Sir George calló un rato, y dijo despues:
— Pues decidle al ménos que fué mi intencion enviarle un brillante que encierra para mí un triste recuerdo; deseando que tuviese para ella uno grato, recordándole un amigo. Decidle que si ella desdeña las memorias, yo lo deploro, pues me priva, al partir, del consuelo de que conserve una mia.

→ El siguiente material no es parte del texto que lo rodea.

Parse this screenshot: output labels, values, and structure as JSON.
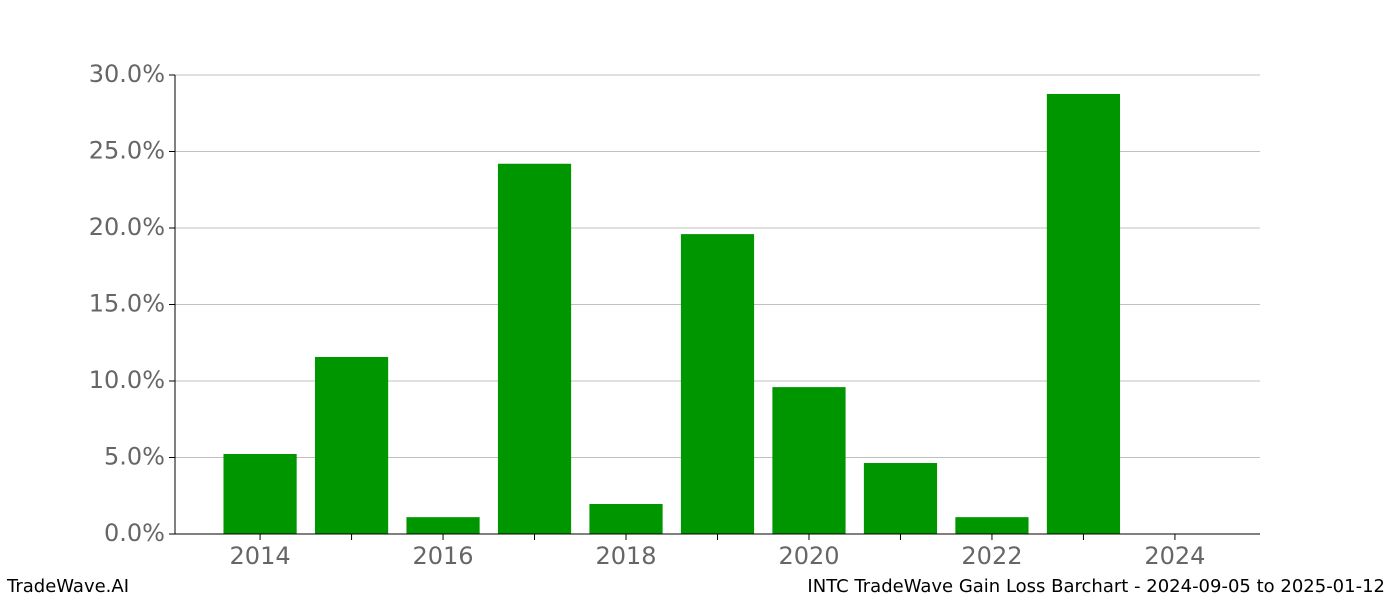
{
  "chart_data": {
    "type": "bar",
    "title": "INTC TradeWave Gain Loss Barchart - 2024-09-05 to 2025-01-12",
    "watermark": "TradeWave.AI",
    "x": [
      2014,
      2015,
      2016,
      2017,
      2018,
      2019,
      2020,
      2021,
      2022,
      2023
    ],
    "values": [
      5.23,
      11.57,
      1.1,
      24.2,
      1.96,
      19.6,
      9.6,
      4.64,
      1.1,
      28.76
    ],
    "color": "#009600",
    "bar_width": 0.8,
    "xlim": [
      2013.07,
      2024.93
    ],
    "xticks": [
      2014,
      2016,
      2018,
      2020,
      2022,
      2024
    ],
    "x_minor_ticks": [
      2015,
      2017,
      2019,
      2021,
      2023
    ],
    "ylim": [
      0,
      30
    ],
    "yticks": [
      {
        "value": 0,
        "label": "0.0%"
      },
      {
        "value": 5,
        "label": "5.0%"
      },
      {
        "value": 10,
        "label": "10.0%"
      },
      {
        "value": 15,
        "label": "15.0%"
      },
      {
        "value": 20,
        "label": "20.0%"
      },
      {
        "value": 25,
        "label": "25.0%"
      },
      {
        "value": 30,
        "label": "30.0%"
      }
    ],
    "grid": true
  }
}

— Todo se lo diré testualmente, señor D. Jorge: confiad en mí, que tengo buena memoria y mejor voluntad; en cuanto á la otra potencia, no puedo competir con vos ni con Clemencita, lo conozco; pero en fin, en esta ocasion no es necesaria.
— No, no, repuso Sir George, no es necesaria, y estaria absolutamente demas.
Sir George estaba muy léjos de haber dado este paso, llevado por su corazon, ni por un sentimiento tierno y triste.
Eran los móviles que le dirigian en esta ocasion, primeramente tener noticias exactas sobre el hombre que Clemencia habia preferido, las que nadie podia darle como D. Galo, que era el mas imparcial y justo juez en la materia, porque nunca mentia ni en contra de sus contrarios, ni en favor de sus amigos: el segundo objeto que tenia, era probar á quien pudiese tener sospechas de su amor á Clemencia, que muy léjos de sentir despecho, era él el primero en celebrar el enlace de su amiga con un obsequio; y por último, lo que hacia era por una especie de presuncion vanidosa, deseando borrar la impresion de su grosera carta, y dejar en la memoria de una mujer del valer de Clemencia, el recuerdo suyo bello, poético, é interesante como lo es la tristeza de un amor desgraciado, y el arrepentimiento de un noble pecho.
Sir George salió aquella noche para Cádiz.
A la mañana siguiente despues de volver de la iglesia, se casaron Clemencia y Pablo en casa de su tia, y partieron para Villa-María.